Ainsi par une coincidence amusante, par une chance sans pareil, je me retrouve plonge entre philosophie et allemand, ces deux matieres que j'hesite a meler l'annee prochaine pour faire une double licence. L'occasion est unique, je m'investis.

Nous parlons de beaucoup de choses, uniquement en allemand ou presque. Quand je ne comprends pas, il me traduit en francais, sans erreurs, il a lu beaucoup de philosophes francais. Il me demande d'abord pourquoi je veux eventuellement etudier la philosophie, puis je lui detaille l'enseignement francais, il semble rassure et nous envie beaucoup, car en Allemagne, a ce qui pourrait correspondre a la classe de Terminale, la philosophie n'est pas obligatoire. Puis il commence un long monologue, seul. Il m'explique pourquoi il refute Levinas, me donne son interpretation de la philosophie hegelienne, tripote ses bouquins pour me faire comprendre des nuances subtiles entre l'etre et l'apparaitre pour finalenement dire qu'il n'y en a pas, et commence a elaborer son propre systeme philosophique.

Il est fortiche. Il est brillant. Ouah! Je me retrouve dans une petite salle avec un philosophe intime, bienveillant et tres curieux.

Alors quand ca devient trop dur, je me retracte et reflechit sur moi-meme. Voila les plaisirs qu'on peut tirer en melangeant ces deux matieres: celui de poser des concepts plus clairs dans une langue plus minutieuse que la notre. Ca j'adore. En second lieu le partage des cultures. Je lui parle volontiers du fonctionnement l'enseignement. Mais voila. Quelque chose bloque. Comme cet ete, je renonce en moi-meme a la philosophie. Non non trop abstrait. Depuis le debut nous voila assis a parler de tables et de chaises et a reflechir sur leur mode d'existence. Non non. Ca ne correspond pas a mon esprit, c'est autre chose que je veux.

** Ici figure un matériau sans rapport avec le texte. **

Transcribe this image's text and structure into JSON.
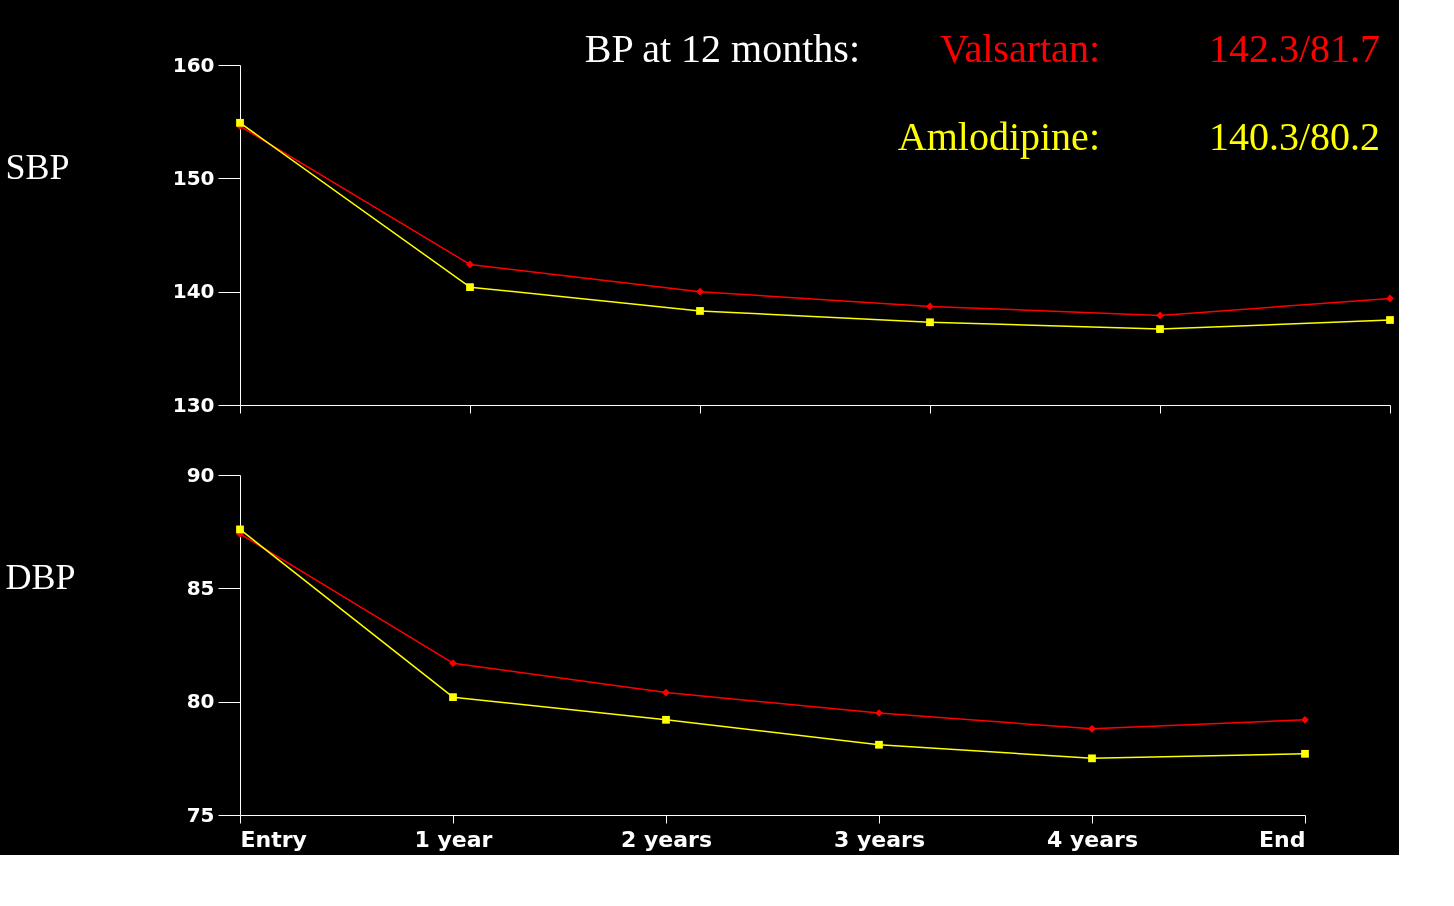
{
  "chart_data": [
    {
      "type": "line",
      "title": "BP at 12 months:",
      "ylabel": "SBP",
      "categories": [
        null,
        null,
        null,
        null,
        null,
        null
      ],
      "ylim": [
        130,
        160
      ],
      "yticks": [
        130,
        140,
        150,
        160
      ],
      "grid": false,
      "tick_labels": "y",
      "legend": "top right",
      "annotations": [
        "142.3/81.7",
        "140.3/80.2"
      ],
      "series": [
        {
          "name": "Valsartan:",
          "color": "#ff0000",
          "marker": "diamond",
          "values": [
            154.6,
            142.4,
            140.0,
            138.7,
            137.9,
            139.4
          ]
        },
        {
          "name": "Amlodipine:",
          "color": "#ffff00",
          "marker": "square",
          "values": [
            154.9,
            140.4,
            138.3,
            137.3,
            136.7,
            137.5
          ]
        }
      ]
    },
    {
      "type": "line",
      "ylabel": "DBP",
      "categories": [
        "Entry",
        "1 year",
        "2 years",
        "3 years",
        "4 years",
        "End"
      ],
      "ylim": [
        75,
        90
      ],
      "yticks": [
        75,
        80,
        85,
        90
      ],
      "grid": false,
      "series": [
        {
          "color": "#ff0000",
          "marker": "diamond",
          "values": [
            87.4,
            81.7,
            80.4,
            79.5,
            78.8,
            79.2
          ]
        },
        {
          "color": "#ffff00",
          "marker": "square",
          "values": [
            87.6,
            80.2,
            79.2,
            78.1,
            77.5,
            77.7
          ]
        }
      ]
    }
  ]
}
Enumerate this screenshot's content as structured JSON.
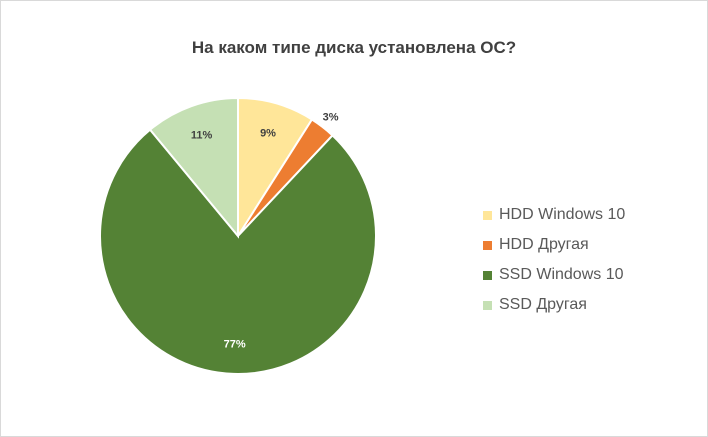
{
  "chart_data": {
    "type": "pie",
    "title": "На каком типе диска установлена ОС?",
    "slices": [
      {
        "label": "HDD Windows 10",
        "value": 9,
        "display": "9%",
        "color": "#FFE699"
      },
      {
        "label": "HDD Другая",
        "value": 3,
        "display": "3%",
        "color": "#ED7D31"
      },
      {
        "label": "SSD Windows 10",
        "value": 77,
        "display": "77%",
        "color": "#548235"
      },
      {
        "label": "SSD Другая",
        "value": 11,
        "display": "11%",
        "color": "#C5E0B4"
      }
    ],
    "legend_position": "right",
    "label_colors": {
      "inside_dark": "#404040",
      "inside_light": "#ffffff"
    }
  }
}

A la fin, echange d'e-mail, il serait tres content que je continue dans cette voie, trouve que j'ai l'esprit critique. Et en prime je recois un livre en allemand bien sur sur Hegel, sa vie, son oeuvre. J'hesite entre l'emerveillement et le sourire, je le remercie. Et comme un grand je prends le bus tout seul pour rentrer, petit Francais qui s'interroge en silence dans un bus bien rempli.

19.12.05

Quelques nouvelles d'Allemagne

Comme cette petite croisiere est intimement liee a la khagne, je vais pouvoir en parler un peu sans trop m'eloigner du sujet initial. Sans accents cependant, car le clavier differe.

Ma famille est tres accueillante et je dois tout le temps m'exprimer en allemand pour me faire comprendre. J'y arrive a peu pres, sauf quand je ne fais aucun effort pour la prononciation, par fatigue, du coup au lieu de dire "tas" ils comprennent "poele". Je saisis assez bien quand on me pose des questions, ou meme les blagues. Par contre des qu'une conversation independante a lieu dans mon champ auditif je suis totalement perdu.

Aujourd'hui premier jour d'ecole avec Yann, le fils. Religion, Francais, Art, Anglais. Stupeur des mon entree en classe: il est d'usage d'entonner un chant chretien (mais je n'apprends que plus tard que c'est une ecole privee). Je suis marque par l'ambiance dans la classe. Tres bonne. Mais ils parlent entre eux, et le professeur continue inlassablement. Ils s'en foutent. En anglais le prof reste dans un coin de la piece et nous met une cassette de Mr Bean, qui fait rire la moitie des eleves. J'ai bien aime le cours d'art, j'ai vaguement compris que ca parlait d'abstraction dans la peinture et de lignes dans l'architecture.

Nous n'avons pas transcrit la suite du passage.